Hier ergeht die Aufforderung an Israel, ein neues Lied zu singen. Wie wir schon gesehen haben, sind nun die Mühen des Weges und das Gericht der gros­sen Drangsal überstanden, und ein neues Zeitalter des Friedens, der Ruhe und des Glückes liegt vor diesem Volk.

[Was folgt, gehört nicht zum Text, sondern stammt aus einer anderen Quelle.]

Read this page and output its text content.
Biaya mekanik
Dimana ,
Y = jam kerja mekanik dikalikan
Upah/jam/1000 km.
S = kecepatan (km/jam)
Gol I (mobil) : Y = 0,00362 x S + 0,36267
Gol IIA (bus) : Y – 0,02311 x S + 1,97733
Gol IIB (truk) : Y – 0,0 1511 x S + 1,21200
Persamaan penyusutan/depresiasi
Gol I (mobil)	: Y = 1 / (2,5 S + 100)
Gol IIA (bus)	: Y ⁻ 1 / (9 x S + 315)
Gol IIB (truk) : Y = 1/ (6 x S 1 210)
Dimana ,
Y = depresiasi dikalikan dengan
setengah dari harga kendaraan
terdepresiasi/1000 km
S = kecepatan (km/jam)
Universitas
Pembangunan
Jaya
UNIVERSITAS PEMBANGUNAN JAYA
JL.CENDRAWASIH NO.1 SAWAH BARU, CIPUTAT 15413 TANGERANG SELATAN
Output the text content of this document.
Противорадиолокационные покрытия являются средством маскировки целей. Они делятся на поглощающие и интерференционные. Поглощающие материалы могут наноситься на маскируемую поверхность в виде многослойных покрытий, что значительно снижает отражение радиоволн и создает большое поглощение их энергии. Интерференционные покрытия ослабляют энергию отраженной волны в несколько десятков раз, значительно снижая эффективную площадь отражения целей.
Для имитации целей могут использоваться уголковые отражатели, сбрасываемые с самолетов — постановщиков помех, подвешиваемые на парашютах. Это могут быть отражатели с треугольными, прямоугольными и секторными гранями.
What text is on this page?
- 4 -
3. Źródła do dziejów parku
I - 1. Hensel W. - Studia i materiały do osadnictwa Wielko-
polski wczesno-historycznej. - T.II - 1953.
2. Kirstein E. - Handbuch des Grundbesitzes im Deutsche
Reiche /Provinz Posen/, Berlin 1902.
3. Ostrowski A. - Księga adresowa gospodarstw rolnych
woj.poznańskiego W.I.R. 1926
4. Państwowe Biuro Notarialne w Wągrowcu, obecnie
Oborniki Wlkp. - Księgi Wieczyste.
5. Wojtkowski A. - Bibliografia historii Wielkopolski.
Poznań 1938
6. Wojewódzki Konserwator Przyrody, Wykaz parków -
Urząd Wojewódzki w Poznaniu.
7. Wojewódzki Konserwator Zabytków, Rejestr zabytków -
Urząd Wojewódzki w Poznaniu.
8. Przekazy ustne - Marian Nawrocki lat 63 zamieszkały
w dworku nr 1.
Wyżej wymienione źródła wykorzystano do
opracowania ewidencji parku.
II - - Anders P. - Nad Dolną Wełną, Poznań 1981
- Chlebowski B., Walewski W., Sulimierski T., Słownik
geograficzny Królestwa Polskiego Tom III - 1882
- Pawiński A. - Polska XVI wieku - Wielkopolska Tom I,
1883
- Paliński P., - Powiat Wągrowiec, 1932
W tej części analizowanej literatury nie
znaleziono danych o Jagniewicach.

Schon in früheren Zeiten hatte Israel zur Ehre Jehovas Lieder gesungen, siehe 2. Mose 15, 1; 4. Mose 21, 17; aber hier handelt es sich um ein neues Lied. Wir kennen dessen Inhalt nicht; wir werden jedoch durch das Wort unterwiesen, dass ein solches nur gesungen werden kann, wenn die Sänger das Ziel erreicht haben, das Gott sich für sie vorgesteckt hatte. Als Beispiel können wir das neue Lied in Offbg. 5, 9 anführen, doch müssen wir von vornherein auf einen grundlegenden Unterschied aufmerksam machen, der zwischen jenem Lied und dem neuen Lied, wozu in unserm Psalm aufgefor­dert wird, besteht. Das Lied in Offbg. 5 wird im Himmel gesungen, das andere aber auf der Erde. Wir haben also hier zwei verschiedene Klassen von Menschen vor uns, nämlich ein himmlisches und ein irdisches Volk.

Vers 2‑9

Einige Leser mögen sich wundem über den Inhalt der Verse 6‑9. Wenn Israel aufgefordert wird, ein neues Lied zu singen, wie kommt es, dass es noch Rache an den Nationen ausüben soll? Die fünf letz­ten Psalmen reden wohl von der Herrlichkeit des Tausendjährigen Reiches, aber die Rache an den Na­tionen ist noch nicht endgültig vollzogen worden. Aus einigen Stellen des Alten Testaments ersehen wir, dass Israel als Werkzeug in den Händen Gottes zur Bestrafung der Nationen dienen wird, siehe Jes. 41, 14‑16. Die Ausdrücke: „du Wurm Jakob, du Häuflein Israel“ zeigen uns, was dieses Volk in Wirklichkeit war unter den zahlreichen Nationen; nichtsdestoweniger ist es das Volk Gottes, und als solches wird es in der Zukunft noch grosse Dinge vollbringen, siehe Micha 5, 7‑8. ‑ Wir müssen in­dessen auch hier einen Unterschied zwischen dem irdischen und dem himmlischen Volk Gottes hervor­heben. Während Israel berufen ist, Rache zu üben an seinen Feinden, werden wir eingeladen, in den Fußstapfen Dessen zu wandeln, „der, gescholten, nicht wiederschalt ... sondern sich dem übergab, der recht richtet“ (1. Petr. 2, 23).

 

Psalm 150

Das Buch der Psalmen spricht vornehmlich von Lei­den, von tiefen Übungen der Seele, von Gefahren, durch welche die Gerechten des Alten Testaments gegangen sind ‑ aber auch von herrlichen Rettungen. Unter den Leiden müssen wir besonders die Leiden des Christus verstehen, welcher den gläubigen Über­rest inmitten Seines Volkes darstellte. Die Psalmen sind schon deshalb ein bevorzugter Teil der Heiligen Schrift für die Gläubigen, welche durch Trübsal gehen. Ist es indessen nicht herrlich und kostbar, dass dieses Buch mit einem solchen Lob schliesst? Das zeigt uns, dass Leiden nicht Endzweck der Wege Gottes mit den Seinigen sind. Wenn Er sie durch Prüfungen führt, so will Er sie eines besonderen Segens teilhaftig machen. Leidenszeiten sind meist die fruchtbarsten unseres Lebens; wenn wir sie aus der Hand des Herrn annehmen, ist Freude und Lob das Endergebnis derselben. Hier nun wird alles, was Odem hat, aufgefordert, Jehova zu preisen ‑ eine herrliche Erhörung des sehnsüchtigen Harrens der gesamten Schöpfung, siehe Röm. 8, 19‑22.